As outlined above, DGGE with group-specific PCR primers is a very powerful method for the detailed study of microbial assemblages. All of the group-specific primers described in this study were originally designed as DGGE primers, that is a GC clamp was attached to one of the primers of each pair. However, the primers did not provide reproducible DGGE patterns and we decided to adapt the PCR-DGGE approach of Dar et al. (2005). This requires a nested PCR with Bacteria primers (one primer with a GC clamp attached to it) subsequent to the PCR with the group-specific primers, thus resulting in a two-step nested or, in the cases of the Alphaproteobacteria, the Planctomycetes and the Firmicutes, a three-step nested PCR-DGGE approach. Tests of the two-step nested PCR approach showed that low yield of the PCRs that sometimes occurred with the specific primers was not a problem, since the nested reamplification with the bacterial DGGE primer sets resulted in an amount of PCR product sufficient for subsequent DGGE analysis.

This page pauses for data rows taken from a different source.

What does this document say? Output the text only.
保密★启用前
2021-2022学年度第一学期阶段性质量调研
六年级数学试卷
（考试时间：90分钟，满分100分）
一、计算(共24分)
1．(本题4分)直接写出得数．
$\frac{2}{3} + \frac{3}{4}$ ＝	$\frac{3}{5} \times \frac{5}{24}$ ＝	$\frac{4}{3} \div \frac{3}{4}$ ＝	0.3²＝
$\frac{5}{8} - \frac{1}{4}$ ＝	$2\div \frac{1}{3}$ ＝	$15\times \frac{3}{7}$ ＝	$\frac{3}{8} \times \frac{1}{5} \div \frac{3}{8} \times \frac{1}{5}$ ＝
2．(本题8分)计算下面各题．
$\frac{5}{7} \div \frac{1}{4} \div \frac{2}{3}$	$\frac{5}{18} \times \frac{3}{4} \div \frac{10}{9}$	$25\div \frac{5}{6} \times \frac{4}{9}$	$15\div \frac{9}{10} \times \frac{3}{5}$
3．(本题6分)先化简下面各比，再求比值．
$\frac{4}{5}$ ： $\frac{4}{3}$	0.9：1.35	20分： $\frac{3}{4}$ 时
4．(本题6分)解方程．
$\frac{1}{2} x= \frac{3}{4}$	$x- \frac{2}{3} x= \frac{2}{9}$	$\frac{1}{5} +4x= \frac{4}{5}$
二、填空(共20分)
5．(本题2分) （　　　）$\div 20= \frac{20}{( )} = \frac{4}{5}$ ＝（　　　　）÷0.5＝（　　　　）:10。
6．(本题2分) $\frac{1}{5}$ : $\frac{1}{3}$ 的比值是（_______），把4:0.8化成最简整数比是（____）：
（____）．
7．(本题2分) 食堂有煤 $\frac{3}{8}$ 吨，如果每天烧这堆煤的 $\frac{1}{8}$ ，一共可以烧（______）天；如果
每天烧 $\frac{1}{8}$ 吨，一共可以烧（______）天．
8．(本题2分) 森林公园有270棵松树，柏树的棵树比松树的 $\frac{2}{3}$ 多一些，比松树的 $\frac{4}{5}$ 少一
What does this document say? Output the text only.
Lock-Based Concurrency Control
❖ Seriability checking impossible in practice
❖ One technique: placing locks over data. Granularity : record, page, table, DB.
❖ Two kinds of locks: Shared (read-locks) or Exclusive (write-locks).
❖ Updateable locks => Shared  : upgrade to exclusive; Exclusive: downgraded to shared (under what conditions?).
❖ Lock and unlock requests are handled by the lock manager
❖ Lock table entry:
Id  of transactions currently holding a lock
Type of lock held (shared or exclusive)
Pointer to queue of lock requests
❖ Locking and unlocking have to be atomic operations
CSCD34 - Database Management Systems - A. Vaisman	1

This nested PCR approach was successful with all primer pairs when applied to environmental DNA samples from both environments tested. In the case of the Betaproteobacteria, Bacteroidetes and the Cyanobacteria/chloroplast, Bacteria primers are not available for nested PCRs. Therefore, a semi-nested approach was used in the second PCR, with one Bacteria primer and one that was specific for the group (Table 2). The results of the DGGE analysis are summarized in Figure 2. In all cases, there were detectable differences in the microbial assemblages between the Northern Atlantic Gyre and the mesocosm sample. However, the separation of the PCR fragments appeared to be better in those cases where a nested PCR was used as compared to a semi-nested PCR (that is for the Betaproteobacteria, the Bacteroidetes and the Cyanobacteria/chloroplast; see above). This was particularly the case with the Bacteroidetes and the Cyanobacteria/chloroplast-specific primer pair (Figure 2). In the latter case, it may therefore be advisable to use the primer pair developed by Nübel et al. (1997) for DGGE analysis rather than the one used here, but to consider primers CYA361f/CYA785r for the preparation of clone libraries.

Figure 2
figure 2

Denaturing gradient gel electrophoresis (DGGE) analyses of 16S rRNA gene fragments amplified from DNA samples from the Northern Atlantic Gyre and the mesocosm experiments. Details on the primers used for the two- or three-step nested PCR approach are outlined in the text. The sequence identity of the numbered bands is given in the Supplementary data. The abbreviations indicate the target group of the corresponding primers: alpha, Alphaproteobacteria; beta, Betaproteobacteria; gamma, Gammaproteobacteria; Firm, Firmicutes; Plancto, Planctomycetes; Bacter, Bacteroidetes; Cyano, Cyanobacteria; Bac, Bacteria.

The identification of the DGGE bands by sequence analysis showed that the PCR fragments mostly belonged to the bacterial group that the primers specifically targeted. An exception was the DGGE analysis of Betaproteobacteria. As with the results from clone library screening, a large fraction (60%) of the bands on the DGGE gel from the Northern Atlantic Gyre DNA sample were from prokaryotes other than the Betaproteobacteria. In contrast to this, all of the bands on the Firmicutes DGGE gel that were identified by sequence analysis derived from strains belonging to the target group (Supplementary Table S2). However, this may only be an artefact due to the sequence analysis of only a relatively small number of DGGE ‘bands’. Increasing this number may again reveal non-target 16S rRNA gene fragments.

This research has shown the clear benefits of using group-specific PCR primers. Much more information is obtainable on bacterial diversity than with general bacteria primers as it is possible to target specific bacterial groups for more detailed investigation of diversity, either by screening clone libraries or by using these primers in association with the well-tried methodology of DGGE; there is greater discrimination on individual gels and more bands are visible and can be sampled for sequencing. Although these primers have been designed for use in studies of the bacterial diversity in marine aquatic environments, they are also likely to be useful for the analysis of the bacterial diversity in other environments.